PEMBERIAN IZIN USAHA PERTAMBANGAN DITINJAU DARI UNDANG-UNDANG NOMOR 4 TAHUN 2009 TENTANG PERTAMBANGAN MINERAL DAN BATUBARA DAN UNDANG-UNDANG NOMOR 23 TAHUN 2014 TENTANG PEMERINTAHAN DAERAH
Abstract
Kesimpulan dalam skripsi ini yang pertama, Pengaturan mengenai kewenangan dalam pemberian izin usaha pertambangan diatur dalam kedua peraturan perundang-undangan yang bersifat sejajar yakni Undang-Undang Minerba dan Undang-Undang pemda.

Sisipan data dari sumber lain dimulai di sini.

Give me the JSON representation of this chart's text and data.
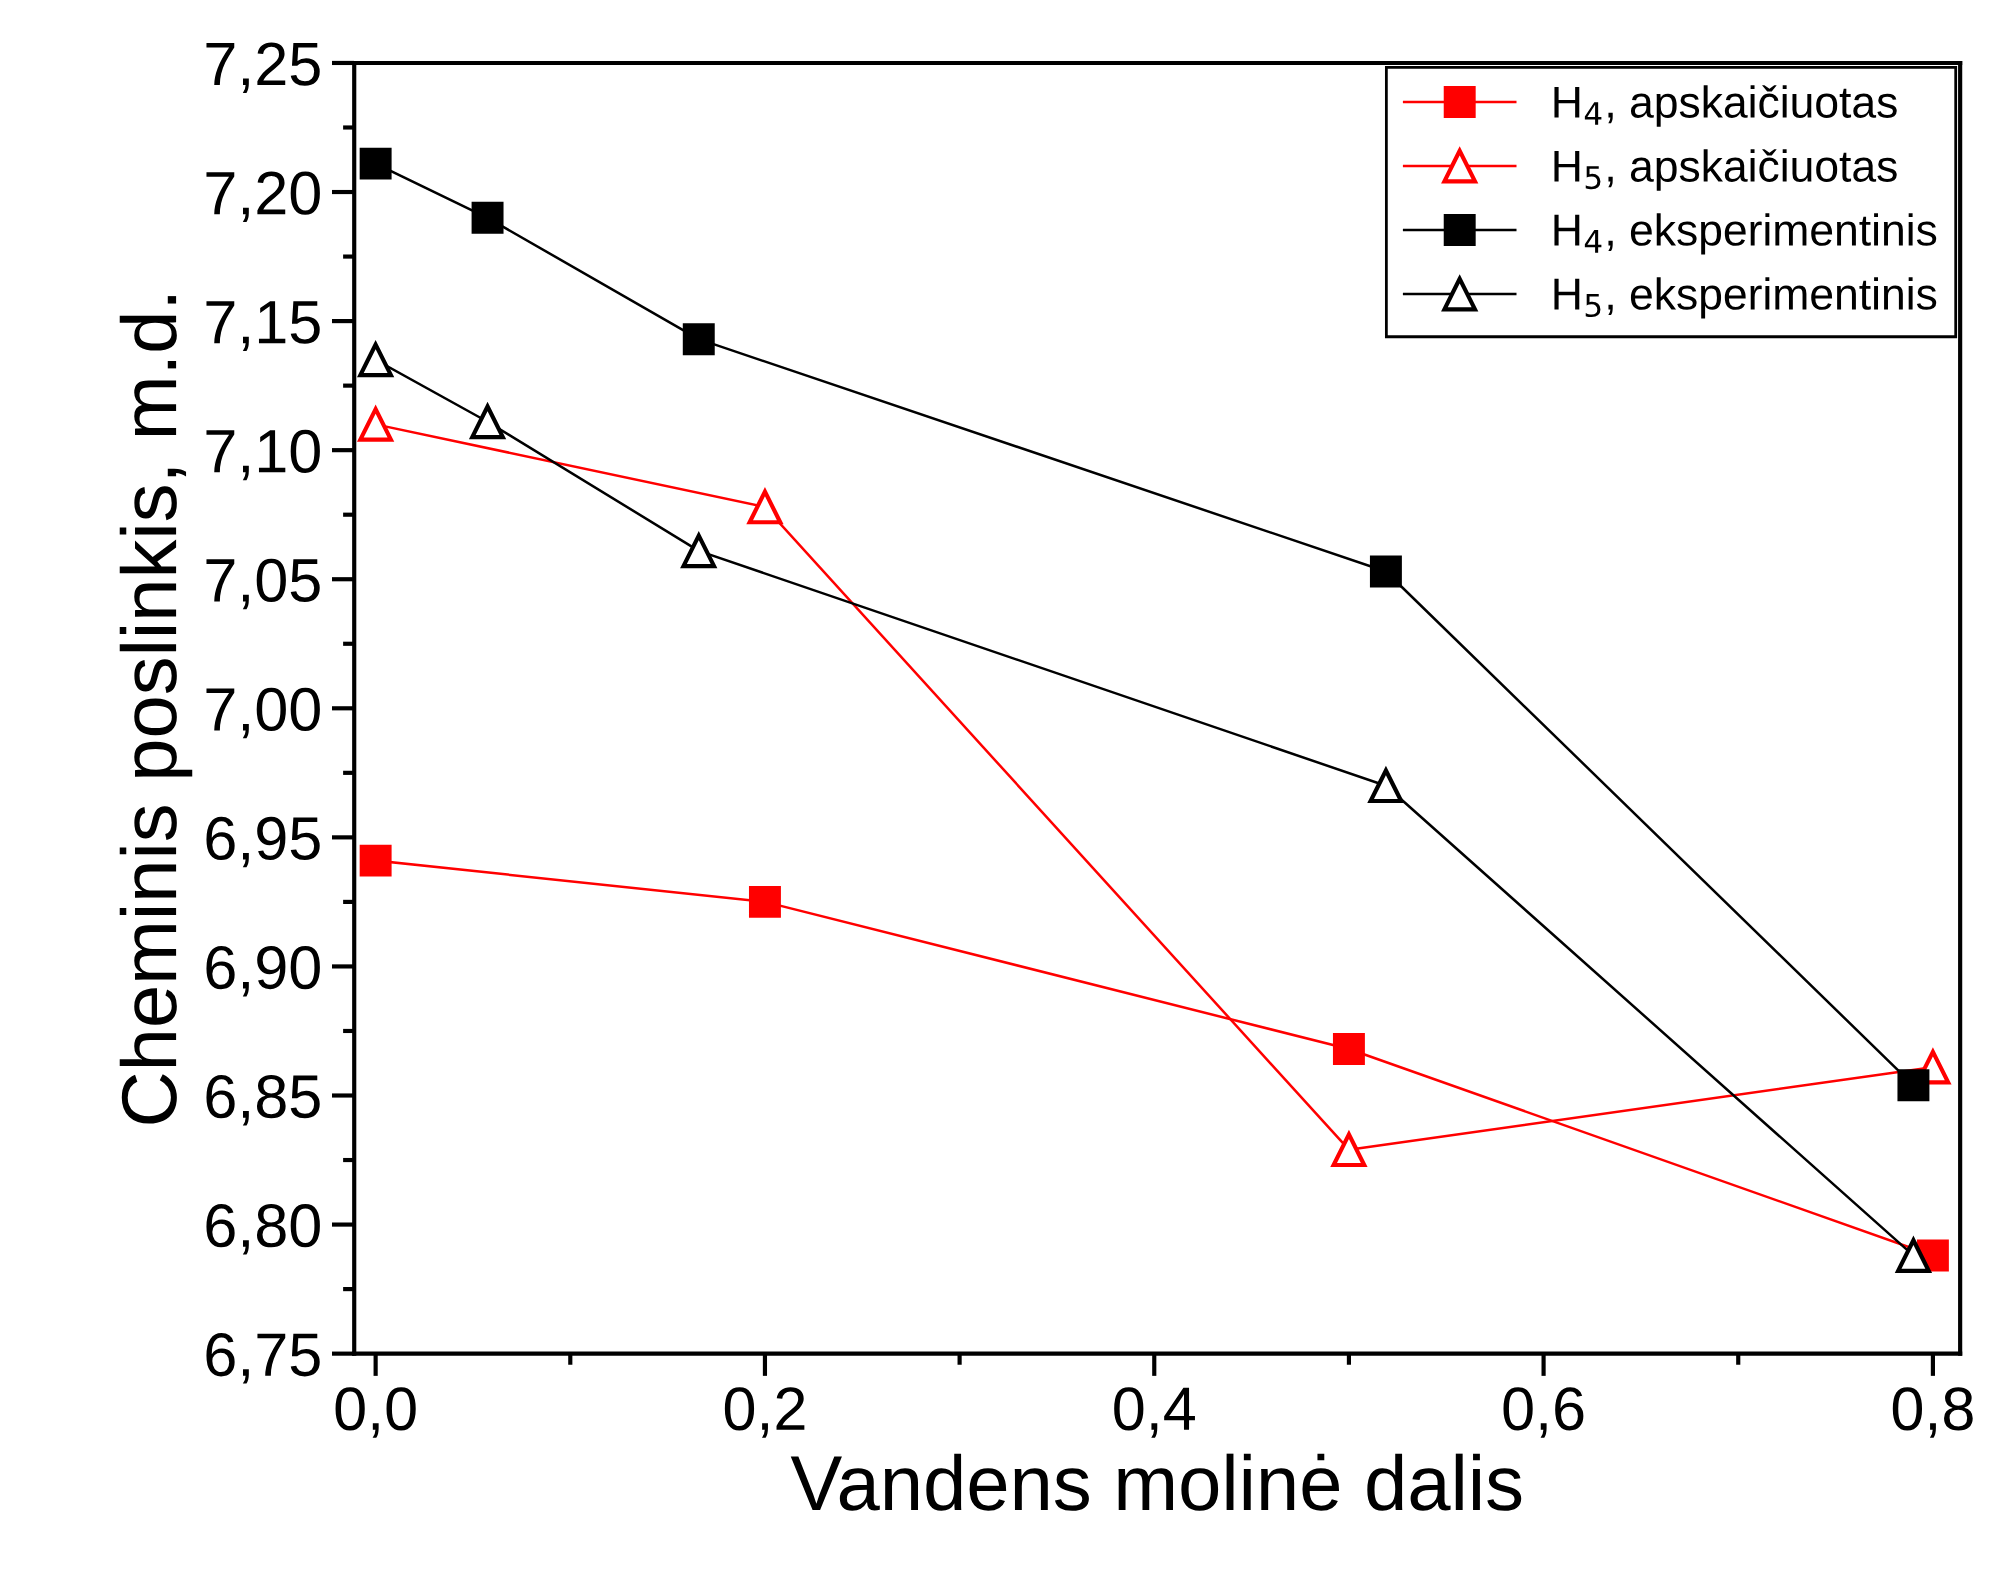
{
  "chart_data": {
    "type": "line",
    "xlabel": "Vandens molinė dalis",
    "ylabel": "Cheminis poslinkis, m.d.",
    "xlim": [
      -0.011,
      0.814
    ],
    "ylim": [
      6.75,
      7.25
    ],
    "xticks": [
      {
        "value": 0,
        "label": "0,0"
      },
      {
        "value": 0.2,
        "label": "0,2"
      },
      {
        "value": 0.4,
        "label": "0,4"
      },
      {
        "value": 0.6,
        "label": "0,6"
      },
      {
        "value": 0.8,
        "label": "0,8"
      }
    ],
    "yticks": [
      {
        "value": 6.75,
        "label": "6,75"
      },
      {
        "value": 6.8,
        "label": "6,80"
      },
      {
        "value": 6.85,
        "label": "6,85"
      },
      {
        "value": 6.9,
        "label": "6,90"
      },
      {
        "value": 6.95,
        "label": "6,95"
      },
      {
        "value": 7.0,
        "label": "7,00"
      },
      {
        "value": 7.05,
        "label": "7,05"
      },
      {
        "value": 7.1,
        "label": "7,10"
      },
      {
        "value": 7.15,
        "label": "7,15"
      },
      {
        "value": 7.2,
        "label": "7,20"
      },
      {
        "value": 7.25,
        "label": "7,25"
      }
    ],
    "grid": false,
    "legend": "top right",
    "line_style": "solid",
    "series": [
      {
        "name": "H$_{4}$, apskaičiuotas",
        "color": "#ff0000",
        "marker": "square",
        "x": [
          0,
          0.2,
          0.5,
          0.8
        ],
        "values": [
          6.941,
          6.925,
          6.868,
          6.788
        ]
      },
      {
        "name": "H$_{5}$, apskaičiuotas",
        "color": "#ff0000",
        "marker": "triangle",
        "x": [
          0,
          0.2,
          0.5,
          0.8
        ],
        "values": [
          7.11,
          7.078,
          6.829,
          6.861
        ]
      },
      {
        "name": "H$_{4}$, eksperimentinis",
        "color": "#000000",
        "marker": "square",
        "x": [
          0,
          0.0575,
          0.166,
          0.519,
          0.79
        ],
        "values": [
          7.211,
          7.19,
          7.143,
          7.053,
          6.854
        ]
      },
      {
        "name": "H$_{5}$, eksperimentinis",
        "color": "#000000",
        "marker": "triangle",
        "x": [
          0,
          0.0575,
          0.166,
          0.519,
          0.79
        ],
        "values": [
          7.135,
          7.111,
          7.061,
          6.97,
          6.788
        ]
      }
    ]
  }
}
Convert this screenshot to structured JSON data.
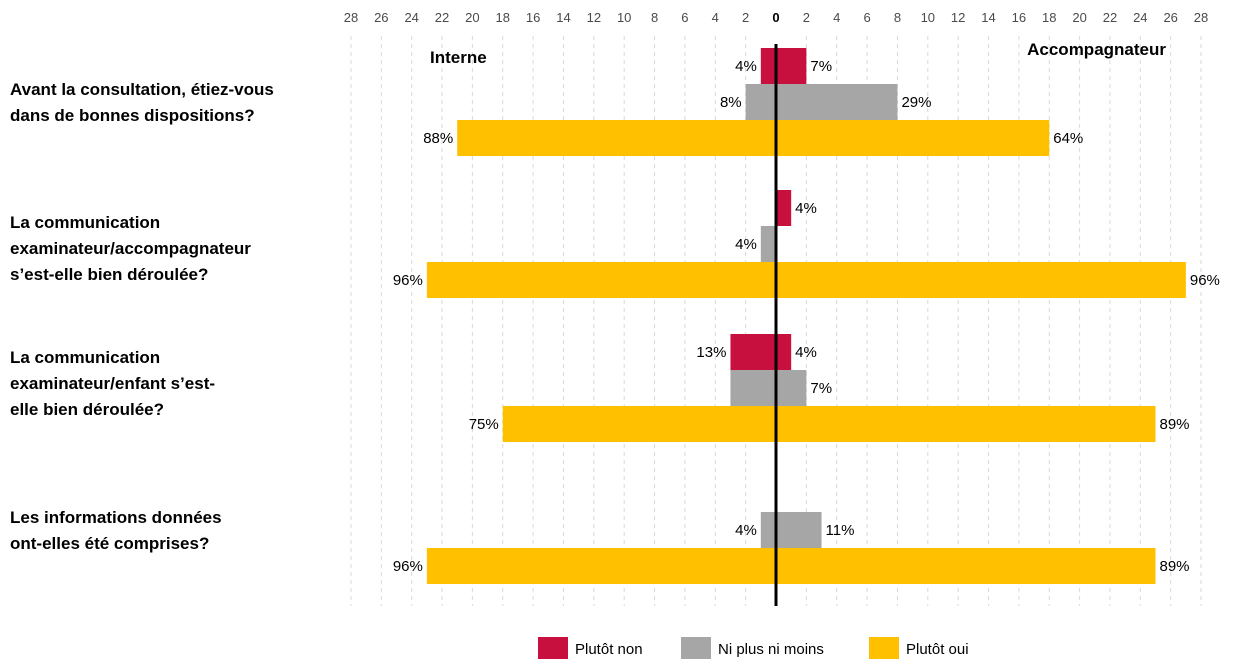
{
  "chart_data": {
    "type": "bar",
    "orientation": "horizontal-diverging",
    "side_labels": {
      "left": "Interne",
      "right": "Accompagnateur"
    },
    "x_ticks": [
      "28",
      "26",
      "24",
      "22",
      "20",
      "18",
      "16",
      "14",
      "12",
      "10",
      "8",
      "6",
      "4",
      "2",
      "0",
      "2",
      "4",
      "6",
      "8",
      "10",
      "12",
      "14",
      "16",
      "18",
      "20",
      "22",
      "24",
      "26",
      "28"
    ],
    "xlim": [
      -28,
      28
    ],
    "grid": true,
    "legend_position": "bottom",
    "series": [
      {
        "name": "Plutôt non",
        "color": "#c8103e"
      },
      {
        "name": "Ni plus ni moins",
        "color": "#a6a6a6"
      },
      {
        "name": "Plutôt oui",
        "color": "#ffc000"
      }
    ],
    "questions": [
      {
        "lines": [
          "Avant la consultation, étiez-vous",
          "dans de bonnes dispositions?"
        ],
        "bars": [
          {
            "series": 0,
            "left": 1,
            "right": 2,
            "left_label": "4%",
            "right_label": "7%"
          },
          {
            "series": 1,
            "left": 2,
            "right": 8,
            "left_label": "8%",
            "right_label": "29%"
          },
          {
            "series": 2,
            "left": 21,
            "right": 18,
            "left_label": "88%",
            "right_label": "64%"
          }
        ]
      },
      {
        "lines": [
          "La communication",
          "examinateur/accompagnateur",
          "s’est-elle bien déroulée?"
        ],
        "bars": [
          {
            "series": 0,
            "left": 0,
            "right": 1,
            "left_label": "",
            "right_label": "4%"
          },
          {
            "series": 1,
            "left": 1,
            "right": 0,
            "left_label": "4%",
            "right_label": ""
          },
          {
            "series": 2,
            "left": 23,
            "right": 27,
            "left_label": "96%",
            "right_label": "96%"
          }
        ]
      },
      {
        "lines": [
          "La communication",
          "examinateur/enfant s’est-",
          "elle bien déroulée?"
        ],
        "bars": [
          {
            "series": 0,
            "left": 3,
            "right": 1,
            "left_label": "13%",
            "right_label": "4%"
          },
          {
            "series": 1,
            "left": 3,
            "right": 2,
            "left_label": "",
            "right_label": "7%"
          },
          {
            "series": 2,
            "left": 18,
            "right": 25,
            "left_label": "75%",
            "right_label": "89%"
          }
        ]
      },
      {
        "lines": [
          "Les informations données",
          "ont-elles été comprises?"
        ],
        "bars": [
          {
            "series": 1,
            "left": 1,
            "right": 3,
            "left_label": "4%",
            "right_label": "11%"
          },
          {
            "series": 2,
            "left": 23,
            "right": 25,
            "left_label": "96%",
            "right_label": "89%"
          }
        ]
      }
    ]
  }
}
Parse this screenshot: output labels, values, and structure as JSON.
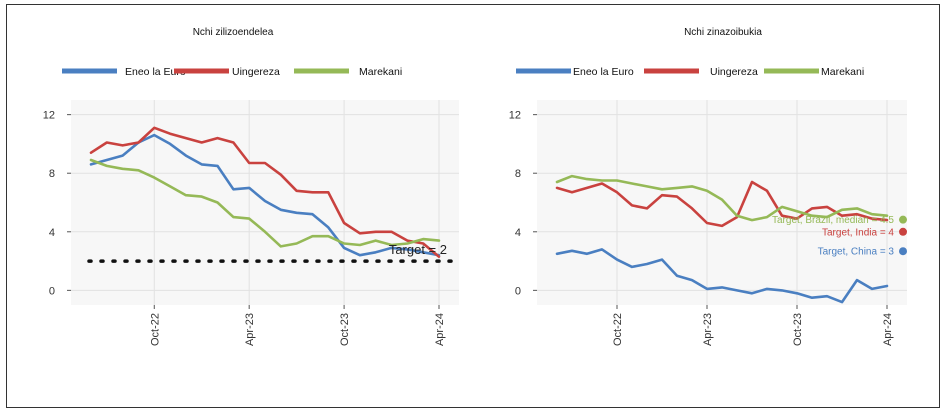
{
  "chart_data": [
    {
      "type": "line",
      "title": "Nchi zilizoendelea",
      "xlabel": "",
      "ylabel": "",
      "ylim": [
        -1,
        13
      ],
      "yticks": [
        0,
        4,
        8,
        12
      ],
      "ytick_labels": [
        "0",
        "4",
        "8",
        "12"
      ],
      "xtick_labels": [
        "Oct-22",
        "Apr-23",
        "Oct-23",
        "Apr-24"
      ],
      "xtick_index": [
        4,
        10,
        16,
        22
      ],
      "grid": true,
      "legend_position": "top",
      "series": [
        {
          "name": "Eneo la Euro",
          "color": "#4a7fc1",
          "values": [
            8.6,
            8.9,
            9.2,
            10.1,
            10.6,
            10.0,
            9.2,
            8.6,
            8.5,
            6.9,
            7.0,
            6.1,
            5.5,
            5.3,
            5.2,
            4.3,
            2.9,
            2.4,
            2.6,
            2.9,
            2.8,
            2.6,
            2.4
          ]
        },
        {
          "name": "Uingereza",
          "color": "#c9423f",
          "values": [
            9.4,
            10.1,
            9.9,
            10.1,
            11.1,
            10.7,
            10.4,
            10.1,
            10.4,
            10.1,
            8.7,
            8.7,
            7.9,
            6.8,
            6.7,
            6.7,
            4.6,
            3.9,
            4.0,
            4.0,
            3.4,
            3.2,
            2.3
          ]
        },
        {
          "name": "Marekani",
          "color": "#95b957",
          "values": [
            8.9,
            8.5,
            8.3,
            8.2,
            7.7,
            7.1,
            6.5,
            6.4,
            6.0,
            5.0,
            4.9,
            4.0,
            3.0,
            3.2,
            3.7,
            3.7,
            3.2,
            3.1,
            3.4,
            3.1,
            3.2,
            3.5,
            3.4
          ]
        }
      ],
      "reference_line": {
        "value": 2,
        "label": "Target = 2"
      }
    },
    {
      "type": "line",
      "title": "Nchi zinazoibukia",
      "xlabel": "",
      "ylabel": "",
      "ylim": [
        -1,
        13
      ],
      "yticks": [
        0,
        4,
        8,
        12
      ],
      "ytick_labels": [
        "0",
        "4",
        "8",
        "12"
      ],
      "xtick_labels": [
        "Oct-22",
        "Apr-23",
        "Oct-23",
        "Apr-24"
      ],
      "xtick_index": [
        4,
        10,
        16,
        22
      ],
      "grid": true,
      "legend_position": "top",
      "series": [
        {
          "name": "Eneo la Euro",
          "color": "#4a7fc1",
          "values": [
            2.5,
            2.7,
            2.5,
            2.8,
            2.1,
            1.6,
            1.8,
            2.1,
            1.0,
            0.7,
            0.1,
            0.2,
            0.0,
            -0.2,
            0.1,
            0.0,
            -0.2,
            -0.5,
            -0.4,
            -0.8,
            0.7,
            0.1,
            0.3
          ]
        },
        {
          "name": "Uingereza",
          "color": "#c9423f",
          "values": [
            7.0,
            6.7,
            7.0,
            7.3,
            6.7,
            5.8,
            5.6,
            6.5,
            6.4,
            5.6,
            4.6,
            4.4,
            5.0,
            7.4,
            6.8,
            5.1,
            4.9,
            5.6,
            5.7,
            5.1,
            5.2,
            4.9,
            4.8
          ]
        },
        {
          "name": "Marekani",
          "color": "#95b957",
          "values": [
            7.4,
            7.8,
            7.6,
            7.5,
            7.5,
            7.3,
            7.1,
            6.9,
            7.0,
            7.1,
            6.8,
            6.2,
            5.1,
            4.8,
            5.0,
            5.7,
            5.4,
            5.1,
            5.0,
            5.5,
            5.6,
            5.2,
            5.1
          ]
        }
      ],
      "target_markers": [
        {
          "label": "Target, Brazil, median = 4.5",
          "value": 4.5,
          "color": "#95b957"
        },
        {
          "label": "Target, India = 4",
          "value": 4.0,
          "color": "#c9423f"
        },
        {
          "label": "Target, China = 3",
          "value": 3.0,
          "color": "#4a7fc1"
        }
      ]
    }
  ]
}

Hal ini menimbulkan ketidaksinkronan atau ketidaksesuaian peraturan perundang-undangan yang sejajar dalam hierarki. Kedua, Akibat hukum dari adanya tumpang tindih dalam pemberian izin usaha pertambangan akan berdampak kepada masyarakat dan pelaku usaha. Akibatnya, pelaku usaha enggan untuk melakukan izin usaha pertambangan dengan pengaturan atau regulasi yang rumit dan tidak pasti, sehingga menimbulkan banyaknya usaha pertambangan tanpa izin, terbengkalainya berkas-berkas yang sudah didaftarkan atau yang akan didaftarkan karena belum adanya kejelasan mengenai kewenangan dalam pemberian izin usaha pertambangan. Ketiga, penyelesaian disharmonisasi hukum menggunakan asas lex specialis derogate lex generalis yaitu asas peraturan hukum yang bersifat khusus mengenyampingkan peraturan hukum yang bersifat khusus. Peraturan hukum yang bersifat lex specialis atau bersifat khusus adalah Undang-Undang Minerba, sedangkan lex generalis atau yang bersifat umum adalah Undang-Undang Pemerintahan Daerah. Merujuk pada prinsip subsidiaritas bahwasanya kewenangan dalam pemberian izin usaha pertambangan menjadi kewenangan Pemerintah Kabupaten/Kota. Langkah yang harus dilakukan adalah dengan mengubah atau mencabut pasal tertentu dalam Undang-Undang Pemerintahan Daerah yang mengalami disharmonisasi dengan Undang-undang Minerba, dalam hal ini yaitu mengenai ketentuan dalam pasal 12 ayat (3) dan pasal 14 ayat (1). Diharapkan hal tersebut bisa mengatasi disharmonisasi hukum agar peraturan mengenai izin usaha pertambangan berkepastian hukum.